DESTAQUE DA REUNIÃO DE 20 ABRIL DE 2004
Presidente Durães parabeniza Shirlei Hepfner
psicóloga do Núcleo de Apoio Jurídico e Psicossocial da 96ª DPP,
pelo seu discurso em homenagem ao dia da Policia Civil e Militar
(21 04 2004) - Transcrito na integra abaixo

 

As notícias diárias nos dão conta da Violência que se instalou na vida cotidiana das pessoas, como um germe resistente a todas as formas, vislumbradas pela sociedade, de combatê-lo. Ela está presente nos ambientes de difíceis condições de vida e nos ambientes de população abastada e rodeada pelos mais modernos sistemas de segurança; está presente na conduta de pessoas encaminhadas desde a infância ao mundo do crime e está presente na conduta de pessoas de boa formação; está presente nas organizações criminosas e está presente naquelas que se destinam a combatê-las.

Nesse momento, em que vivemos tão intensamente e tão proximamente uma relação direta com a violência, é hora de repensar os rumos sociais e fazer uma auto-análise de como vivemos e como queremos viver e quais as atitudes que queremos tomar.

O Policiamento Comunitário vem como fruto de uma reflexão sobre uma nova forma de ser Polícia, de atuar em parceria com a comunidade em tempos tão difíceis e marcados pelo individualismo e pela lei "do mais forte". Trata-se de uma solução de vanguarda que vem redimensionar as relações sociais. O policial do futuro não pode ser mais aquele "caça-bandidos" temido até mesmo pela população inocente. Não pode mais permear suas ações com violência gratuita no combate dessa mesma violência.

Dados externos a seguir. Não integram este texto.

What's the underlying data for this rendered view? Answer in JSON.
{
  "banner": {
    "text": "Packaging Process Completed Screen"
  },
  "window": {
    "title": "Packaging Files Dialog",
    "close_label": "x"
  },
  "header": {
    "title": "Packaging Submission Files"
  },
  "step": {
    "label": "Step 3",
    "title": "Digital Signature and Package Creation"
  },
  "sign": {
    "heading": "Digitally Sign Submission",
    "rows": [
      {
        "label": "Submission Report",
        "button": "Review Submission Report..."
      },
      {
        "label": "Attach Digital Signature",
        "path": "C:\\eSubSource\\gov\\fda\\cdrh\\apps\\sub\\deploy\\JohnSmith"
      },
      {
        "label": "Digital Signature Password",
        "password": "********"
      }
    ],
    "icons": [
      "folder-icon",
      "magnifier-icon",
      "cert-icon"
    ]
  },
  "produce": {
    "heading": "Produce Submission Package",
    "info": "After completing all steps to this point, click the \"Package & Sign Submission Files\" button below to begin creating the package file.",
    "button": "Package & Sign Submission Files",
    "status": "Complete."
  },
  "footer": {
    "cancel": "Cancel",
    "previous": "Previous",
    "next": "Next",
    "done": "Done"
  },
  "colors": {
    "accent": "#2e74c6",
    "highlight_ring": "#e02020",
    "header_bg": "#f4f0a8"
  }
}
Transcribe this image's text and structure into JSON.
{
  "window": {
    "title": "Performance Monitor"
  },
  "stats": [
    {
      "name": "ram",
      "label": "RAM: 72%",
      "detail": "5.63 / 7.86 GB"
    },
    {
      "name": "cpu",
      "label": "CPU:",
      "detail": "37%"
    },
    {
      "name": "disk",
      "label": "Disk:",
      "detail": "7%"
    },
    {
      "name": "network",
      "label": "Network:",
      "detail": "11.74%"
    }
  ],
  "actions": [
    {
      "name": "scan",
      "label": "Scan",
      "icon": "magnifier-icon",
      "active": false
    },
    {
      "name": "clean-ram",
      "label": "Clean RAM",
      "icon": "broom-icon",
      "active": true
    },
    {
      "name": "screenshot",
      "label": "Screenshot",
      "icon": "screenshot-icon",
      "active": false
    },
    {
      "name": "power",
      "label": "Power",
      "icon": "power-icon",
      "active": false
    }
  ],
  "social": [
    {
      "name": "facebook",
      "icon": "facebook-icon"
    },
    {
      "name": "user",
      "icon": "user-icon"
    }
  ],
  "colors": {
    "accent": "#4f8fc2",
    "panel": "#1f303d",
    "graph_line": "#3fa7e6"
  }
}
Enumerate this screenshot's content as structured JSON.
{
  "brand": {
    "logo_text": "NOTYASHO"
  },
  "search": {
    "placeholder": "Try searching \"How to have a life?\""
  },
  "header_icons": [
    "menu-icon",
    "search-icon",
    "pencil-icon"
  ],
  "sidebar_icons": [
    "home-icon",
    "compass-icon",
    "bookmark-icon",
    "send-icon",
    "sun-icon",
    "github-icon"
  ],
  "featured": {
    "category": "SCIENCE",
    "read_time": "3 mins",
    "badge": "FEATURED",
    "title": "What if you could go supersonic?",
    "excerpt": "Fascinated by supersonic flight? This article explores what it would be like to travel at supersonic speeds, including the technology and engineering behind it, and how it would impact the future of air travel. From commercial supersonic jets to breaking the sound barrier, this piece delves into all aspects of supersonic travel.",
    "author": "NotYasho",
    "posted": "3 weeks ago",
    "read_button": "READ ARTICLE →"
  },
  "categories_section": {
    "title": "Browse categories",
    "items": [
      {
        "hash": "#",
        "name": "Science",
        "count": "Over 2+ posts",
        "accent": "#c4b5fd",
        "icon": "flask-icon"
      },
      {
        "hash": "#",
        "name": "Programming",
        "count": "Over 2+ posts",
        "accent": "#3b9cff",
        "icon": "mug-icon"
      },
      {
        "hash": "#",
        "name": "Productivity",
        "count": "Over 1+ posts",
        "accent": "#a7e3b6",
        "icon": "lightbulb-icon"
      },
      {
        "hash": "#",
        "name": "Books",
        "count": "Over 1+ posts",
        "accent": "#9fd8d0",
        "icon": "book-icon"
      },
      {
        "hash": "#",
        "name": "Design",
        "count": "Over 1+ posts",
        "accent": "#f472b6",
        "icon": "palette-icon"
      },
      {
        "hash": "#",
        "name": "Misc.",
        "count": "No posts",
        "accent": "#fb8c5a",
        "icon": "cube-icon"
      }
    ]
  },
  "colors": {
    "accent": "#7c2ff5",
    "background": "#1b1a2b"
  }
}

A despeito das notícias e da imagem negativa do policial, tão propagada pela mídia, encontramos aqui nesta comunidade uma preocupação com um novo jeito de ser policial, civil e militar. Em ambas as instituições que nos servem, 96ª Delegacia de Polícia Participativa e 4ª Cia. da Polícia Militar, está presente uma filosofia que busca valorizar o policial como ser humano - o que muitas vezes nos fazem acreditar que não é - que, com qualidades e defeitos, méritos e erros, é capaz de desenvolvimento profissional.

Na filosofia do policiamento comunitário, é necessário um novo jeito de ser policial, de tratar o policial, que tem de buscar alternativas fora dos limites do militarismo, a filosofia que norteava sua conduta até então. Aqui, se busca valorizar o homem e a qualidade de suas relações com aqueles a quem serve. Busca-se estabelecer boas relações com a comunidade da área de sua abrangência, numa troca constante que permite um melhor aproveitamento do trabalho e de condições para o desempenho de suas atividades.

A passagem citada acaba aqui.